We've seen two trade union-related decisions being handed down within a week of each other: Mercer v Alternative Future Group Ltd and Nexus v NURMT & Unite. For those employers with recognised trade unions the decisions are worth taking a closer look at.
Mercer v Alternative Future Group Ltd
Mercer is not good news for employers. In this case the Employment Appeal Tribunal held that taking steps to prepare for and take part in industrial action came within the scope of trade union activities.
Why is this relevant? It means that, whilst an employer can still withhold pay from striking workers, what it now can’t do, for example, is take disciplinary action or subject an employee to any other detriment short of dismissal for preparing for or taking part in industrial action.

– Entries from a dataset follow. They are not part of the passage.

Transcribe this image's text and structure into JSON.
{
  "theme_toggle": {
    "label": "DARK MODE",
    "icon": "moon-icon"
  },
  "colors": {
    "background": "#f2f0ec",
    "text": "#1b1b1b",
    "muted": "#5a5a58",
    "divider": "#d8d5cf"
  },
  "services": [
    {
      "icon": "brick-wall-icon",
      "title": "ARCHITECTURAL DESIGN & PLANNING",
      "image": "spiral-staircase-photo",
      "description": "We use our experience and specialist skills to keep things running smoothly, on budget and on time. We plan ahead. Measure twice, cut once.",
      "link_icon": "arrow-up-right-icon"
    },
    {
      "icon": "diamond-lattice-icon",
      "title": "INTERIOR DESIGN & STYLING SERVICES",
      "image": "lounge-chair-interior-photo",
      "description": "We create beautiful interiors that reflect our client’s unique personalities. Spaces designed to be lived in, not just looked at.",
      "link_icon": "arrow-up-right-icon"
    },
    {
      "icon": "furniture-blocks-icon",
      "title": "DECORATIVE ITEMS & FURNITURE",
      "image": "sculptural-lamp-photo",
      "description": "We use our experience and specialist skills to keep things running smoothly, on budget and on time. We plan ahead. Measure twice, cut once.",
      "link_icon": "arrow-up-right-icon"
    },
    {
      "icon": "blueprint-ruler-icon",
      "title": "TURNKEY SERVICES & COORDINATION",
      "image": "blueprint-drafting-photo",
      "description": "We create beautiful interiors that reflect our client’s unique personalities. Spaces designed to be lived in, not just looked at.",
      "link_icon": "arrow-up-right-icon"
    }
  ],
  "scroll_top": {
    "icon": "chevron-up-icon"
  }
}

Employers need to take extra care to ensure that any action proposed to be taken against an employee isn’t connected with that employee’s involvement in preparing for or joining industrial action.
Nexus v NURMT & Unite
The Nexus case involved the rectification (an equitable remedy) or correction of a collective agreement. The High Court held that even if a collective agreement is not legally binding (most voluntary agreements aren’t legally binding) it can be rectified if the written agreement doesn’t reflect the true intention of the parties at the point they entered into the agreement.
This is helpful, provided of course that the true intention at the time can be evidenced in some way. It’s therefore worth keeping the minutes of meetings in which a collective (or other) agreement is negotiated and concluded in case there’s a dispute later on about what the parties meant.